Bush, the Anti-Information President

Since I am already on record as being perhaps the first person (years ago) to suggest that George Bush will be remembered as the Worst President in U.S. History, I haven’t said much lately, figuring, wrongly of course, how much more damage can be done in the last year or so?

There are several things I never expected to be true of the future, as I was growing up. One, for example, was that we would never return to the moon, or to Mars, with further manned explorations. If you had suggested this to me then, I would have bet you any amount of money you were wrong.

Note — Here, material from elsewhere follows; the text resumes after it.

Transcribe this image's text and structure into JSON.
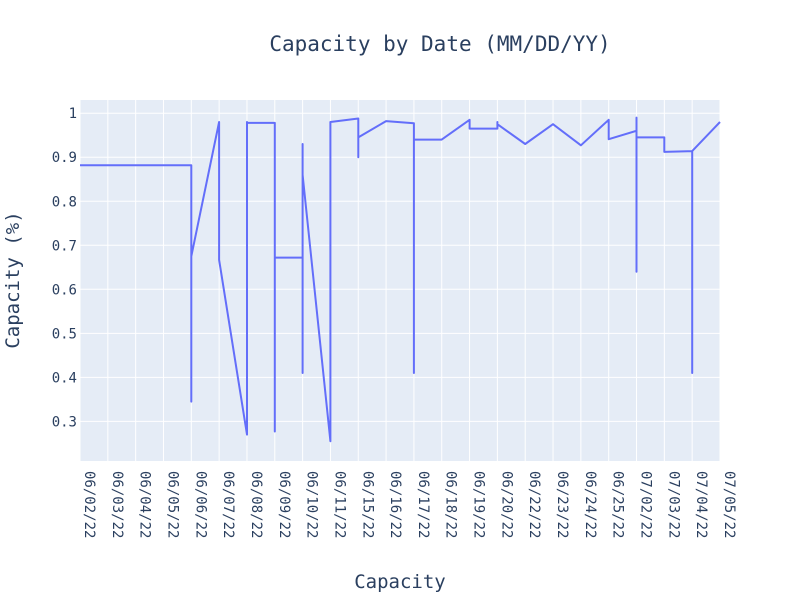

Another is that we, as a nation, would somehow be engaged, on any serious level, in a discussion about whether the Earth was created in six literal days, whether evolution is real and should be taught in school, and whether, in general, science is only “half the story.”

Science is nothing but accumulated knowledge, so it is hard to put it aside; even so, it seems that giving science, giving accumulated knowledge, a bad name, has been at the top of the list for this “faith-based” administration.

Having faith, of any kind, does not permit you to ignore knowledge. Why the two even conflict, if they do, is a separate, and unrelated, question.

How an administration can have a consistent anti-knowledge knee-jerk response to problems, is one of those things I just never thought I would see. Is knowledge bad? Are known facts not to be trusted? The Bolsheviks killed all of the intellilgentsia at the outset of the Russian revolution. Dictators, from Lenin and Stalin to Putin today, are uneasy with scientists and intelligent people, and often kill them first among a longer list of enemies of the state.

Today we learned that, once again, the Bush administration has actively edited science and knowledge out of administration testimony to Congress; in this case, by CDC head Julie Gerberding on the issue of the health costs of global warming. The story was carried by the AP wire, time.com and others, and printed in most major newspapers.

It appears that half of Gerberding’s report, detailing the problems we will all face as a result of global warming, were removed by Bush censors before she was allowed to give her speech. She joins past heads of the EPA, climate officers at NASA, financial officers in charge of health care costs, and many others in the administration who were prevented from telling us, the people, the truth. The government literally is preventing our employees from telling us what is best for us, preventing them from sharing their knowledge with us, not because it’s classified, or even wrong, but because they don’t like it.

These people, who seem to believe that the laws passed by Congress do not apply to them, also seem to believe that they have the right to control knowledge, even as they evesdrop on us without warrants to hear what we think.

It’s time for people to get angry, on the floor of Congress, in public, at work, at home. And in the media (did you know that 60 people, out of an unknown larger number, were just arrested in a protest at the White House against “the War and Warming”? I doubt it.)

George Bush, the anti-information president, the anti-Congress president, the anti-Constitution president, the anti-people president.

Impeach Bush and Cheney, before it is too late.